Friday, October 17, 2008

Mexican Efforts to Slow Credit Crisis

Mexico Leaves Rate at 8.25% Amid Inflation Concerns Bloomberg.com
Brazil Stocks Fall on Lower Growth Prospects; Bolsa Declines Bloomberg.com
Mexico offers 40bln pesos of loans for mortgages Bloomberg.com
Mantiene Banxico en 8.25% tasa de interés interbancaria El Universal
Lanzan Nafin y Bancomext apoyo a Pymes por 35 mil mdp El Universal

The fleeing of investors and the slowing of demand for commodities are ending the rapid economic growth that Latin America has experienced in recent years. The new picture in Latin America is filled with negative or low profit growth in countries such as Brazil and Mexico. As a consequence of the recent stock market plummets, the Amazonian titan has reduced its forecast for economic growth over the next year. Although Latin American policymakers hoped the recent rallies in the markets would serve as a beacon of light to wary investors, the overall commodity price expectations, which are key to Latin American growth, remain very low.

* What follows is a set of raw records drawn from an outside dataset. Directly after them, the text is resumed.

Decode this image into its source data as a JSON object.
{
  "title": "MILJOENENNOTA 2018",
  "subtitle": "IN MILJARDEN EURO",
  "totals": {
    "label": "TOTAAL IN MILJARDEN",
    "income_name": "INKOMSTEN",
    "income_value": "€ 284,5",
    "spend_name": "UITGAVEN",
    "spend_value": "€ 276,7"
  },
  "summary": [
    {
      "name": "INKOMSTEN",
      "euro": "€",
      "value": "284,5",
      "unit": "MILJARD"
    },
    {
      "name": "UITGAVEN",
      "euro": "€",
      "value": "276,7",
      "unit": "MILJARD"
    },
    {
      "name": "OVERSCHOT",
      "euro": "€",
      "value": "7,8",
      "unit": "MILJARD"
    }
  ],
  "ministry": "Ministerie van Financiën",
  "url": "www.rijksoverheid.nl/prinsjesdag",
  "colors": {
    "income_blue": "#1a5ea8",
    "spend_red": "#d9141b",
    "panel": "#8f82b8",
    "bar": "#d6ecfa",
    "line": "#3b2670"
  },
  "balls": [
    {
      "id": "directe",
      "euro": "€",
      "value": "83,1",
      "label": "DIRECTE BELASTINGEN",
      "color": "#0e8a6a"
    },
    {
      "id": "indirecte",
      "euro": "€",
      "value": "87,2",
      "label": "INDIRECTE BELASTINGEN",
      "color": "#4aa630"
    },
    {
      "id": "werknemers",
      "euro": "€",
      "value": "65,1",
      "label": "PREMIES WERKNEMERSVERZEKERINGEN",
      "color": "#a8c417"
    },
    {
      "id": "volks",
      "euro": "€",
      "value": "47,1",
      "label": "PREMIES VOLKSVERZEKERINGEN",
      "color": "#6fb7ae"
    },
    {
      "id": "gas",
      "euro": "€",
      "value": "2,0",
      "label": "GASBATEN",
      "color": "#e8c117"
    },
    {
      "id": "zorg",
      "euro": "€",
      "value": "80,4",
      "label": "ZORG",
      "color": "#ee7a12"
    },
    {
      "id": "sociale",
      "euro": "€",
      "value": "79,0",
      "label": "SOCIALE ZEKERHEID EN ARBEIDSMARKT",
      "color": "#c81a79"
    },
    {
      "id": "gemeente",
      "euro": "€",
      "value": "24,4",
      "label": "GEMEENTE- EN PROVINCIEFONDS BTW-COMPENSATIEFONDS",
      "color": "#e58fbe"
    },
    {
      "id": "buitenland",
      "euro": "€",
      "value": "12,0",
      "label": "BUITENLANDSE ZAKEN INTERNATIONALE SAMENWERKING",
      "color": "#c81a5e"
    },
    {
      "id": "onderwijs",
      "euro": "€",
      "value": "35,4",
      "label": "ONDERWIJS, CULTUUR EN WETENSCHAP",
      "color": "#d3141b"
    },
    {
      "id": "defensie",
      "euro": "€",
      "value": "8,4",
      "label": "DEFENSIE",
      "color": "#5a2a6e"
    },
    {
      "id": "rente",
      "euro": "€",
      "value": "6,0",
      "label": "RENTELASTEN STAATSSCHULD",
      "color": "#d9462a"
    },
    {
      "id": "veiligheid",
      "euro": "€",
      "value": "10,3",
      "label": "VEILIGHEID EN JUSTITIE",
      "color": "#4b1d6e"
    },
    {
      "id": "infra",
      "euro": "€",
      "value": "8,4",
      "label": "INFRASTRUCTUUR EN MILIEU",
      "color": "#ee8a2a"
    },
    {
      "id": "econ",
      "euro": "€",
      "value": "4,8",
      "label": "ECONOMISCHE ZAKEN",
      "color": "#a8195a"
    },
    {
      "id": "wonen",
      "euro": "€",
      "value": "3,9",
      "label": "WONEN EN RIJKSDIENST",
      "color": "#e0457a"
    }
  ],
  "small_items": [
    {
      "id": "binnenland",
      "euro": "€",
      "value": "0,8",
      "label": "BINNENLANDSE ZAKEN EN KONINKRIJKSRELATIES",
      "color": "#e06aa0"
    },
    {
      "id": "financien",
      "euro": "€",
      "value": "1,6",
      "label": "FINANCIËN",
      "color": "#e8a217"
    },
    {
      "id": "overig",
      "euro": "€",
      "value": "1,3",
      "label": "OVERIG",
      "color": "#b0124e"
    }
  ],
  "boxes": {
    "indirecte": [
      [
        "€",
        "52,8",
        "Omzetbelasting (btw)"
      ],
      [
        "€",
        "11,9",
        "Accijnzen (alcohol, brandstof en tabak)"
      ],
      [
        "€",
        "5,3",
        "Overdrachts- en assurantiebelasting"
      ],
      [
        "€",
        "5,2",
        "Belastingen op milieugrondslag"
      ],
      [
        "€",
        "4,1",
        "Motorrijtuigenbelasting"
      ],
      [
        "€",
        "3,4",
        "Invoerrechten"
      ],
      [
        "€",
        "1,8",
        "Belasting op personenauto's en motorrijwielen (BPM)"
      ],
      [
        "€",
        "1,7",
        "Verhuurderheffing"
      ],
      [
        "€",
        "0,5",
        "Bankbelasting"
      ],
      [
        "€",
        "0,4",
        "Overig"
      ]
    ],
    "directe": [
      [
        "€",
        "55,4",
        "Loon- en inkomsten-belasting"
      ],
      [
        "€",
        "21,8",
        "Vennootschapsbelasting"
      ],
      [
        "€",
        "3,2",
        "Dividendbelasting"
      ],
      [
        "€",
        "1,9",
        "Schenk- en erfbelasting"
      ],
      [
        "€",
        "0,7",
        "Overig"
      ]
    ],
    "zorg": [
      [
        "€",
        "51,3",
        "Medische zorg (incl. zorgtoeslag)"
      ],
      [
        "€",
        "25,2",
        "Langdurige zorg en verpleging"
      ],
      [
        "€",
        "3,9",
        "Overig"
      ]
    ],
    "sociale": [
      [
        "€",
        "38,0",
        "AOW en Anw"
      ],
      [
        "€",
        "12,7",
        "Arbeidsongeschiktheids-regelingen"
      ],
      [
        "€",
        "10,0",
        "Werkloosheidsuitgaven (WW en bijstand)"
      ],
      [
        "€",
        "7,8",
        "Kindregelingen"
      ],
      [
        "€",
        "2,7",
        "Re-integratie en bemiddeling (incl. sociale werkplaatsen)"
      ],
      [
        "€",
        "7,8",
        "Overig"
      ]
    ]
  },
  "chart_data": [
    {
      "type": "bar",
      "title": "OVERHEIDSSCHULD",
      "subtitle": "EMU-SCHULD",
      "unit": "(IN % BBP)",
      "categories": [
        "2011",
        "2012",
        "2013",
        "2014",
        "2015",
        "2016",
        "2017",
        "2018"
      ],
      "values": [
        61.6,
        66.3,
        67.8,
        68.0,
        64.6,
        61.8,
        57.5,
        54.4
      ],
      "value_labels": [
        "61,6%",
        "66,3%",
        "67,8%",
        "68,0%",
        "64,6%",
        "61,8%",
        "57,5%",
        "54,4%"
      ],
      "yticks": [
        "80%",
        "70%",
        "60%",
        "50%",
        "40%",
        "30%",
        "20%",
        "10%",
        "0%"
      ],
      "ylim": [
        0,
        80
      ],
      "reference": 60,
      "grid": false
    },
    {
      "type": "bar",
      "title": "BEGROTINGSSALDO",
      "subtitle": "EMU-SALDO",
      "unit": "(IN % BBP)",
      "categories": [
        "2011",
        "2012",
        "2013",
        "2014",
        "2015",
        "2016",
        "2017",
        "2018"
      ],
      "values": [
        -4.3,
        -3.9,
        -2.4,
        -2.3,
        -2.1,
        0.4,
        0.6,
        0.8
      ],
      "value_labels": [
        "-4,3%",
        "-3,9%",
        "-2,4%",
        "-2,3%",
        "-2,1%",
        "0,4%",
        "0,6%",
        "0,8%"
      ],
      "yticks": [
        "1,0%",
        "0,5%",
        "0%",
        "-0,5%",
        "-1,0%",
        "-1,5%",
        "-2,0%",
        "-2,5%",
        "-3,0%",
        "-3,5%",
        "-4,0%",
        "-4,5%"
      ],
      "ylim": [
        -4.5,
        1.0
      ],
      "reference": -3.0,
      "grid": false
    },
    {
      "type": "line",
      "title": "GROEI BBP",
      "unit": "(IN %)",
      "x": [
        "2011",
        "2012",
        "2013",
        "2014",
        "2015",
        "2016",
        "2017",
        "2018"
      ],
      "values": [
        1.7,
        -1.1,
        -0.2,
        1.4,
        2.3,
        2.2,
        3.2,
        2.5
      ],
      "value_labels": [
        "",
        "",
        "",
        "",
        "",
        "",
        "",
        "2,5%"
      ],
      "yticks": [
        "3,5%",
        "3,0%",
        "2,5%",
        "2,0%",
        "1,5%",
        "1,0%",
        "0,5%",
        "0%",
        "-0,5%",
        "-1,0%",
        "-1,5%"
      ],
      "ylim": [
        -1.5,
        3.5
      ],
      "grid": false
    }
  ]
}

Mexico tries in a desperate move to rescue the peso by tapping more than 10 percent of the central bank’s reserves. The Mexican central bank offered 40 billion pesos (3.1 billion USD) credit to mortgage lenders in a bid to bolster liquidity in the housing market. However, Mexico’s benchmark interest rate remained at 8.25 percent. Mexico’s central bank has held the benchmark interest steady throughout the crisis, because its policymakers fear that a rate cut would further weaken the currency and spur inflation. Inflation has been speculated to stay at 6 percent by the end of the year, which is an increase of 0.6% from its current levels.

On October 13 the Mexico’s central bank also unveiled a plan to provide financing to commercial banks in need of liquidity, which is basically a scaled-down version of the current rescue strategy in the U.S. As in the U.S., some policymakers fear that banks will use this capital infusion to pay debts, rather than using it for its intended purpose – to loosen credit. Critics back up this argument by pointing to the U.S. tax stimulus earlier this year, when millions of Americans received hundreds of dollars in a design to bolster consumer spending. However, many people used the extra funds to pay off debts instead of buying new items, which tampered the intended effects of the stimulus. Finally, some private financial organizations in Mexico, principally Bancomext and Nafin, have been able to inject around 2 billion USD in credit during the last few days in hopes of propelling the small and medium size business activity and stabilizing the employment crisis.

Questions:

1) Would it be better to help spark lending and spending if Mexico's central bank temporarily lowered their benchmark rate or are their over inflation concerns valid?
2) Will any of the money given to banks be translated into consumer credit? Or will the banks simply pay down existing debts? Is there a better way to spark bank lending than giving them cash?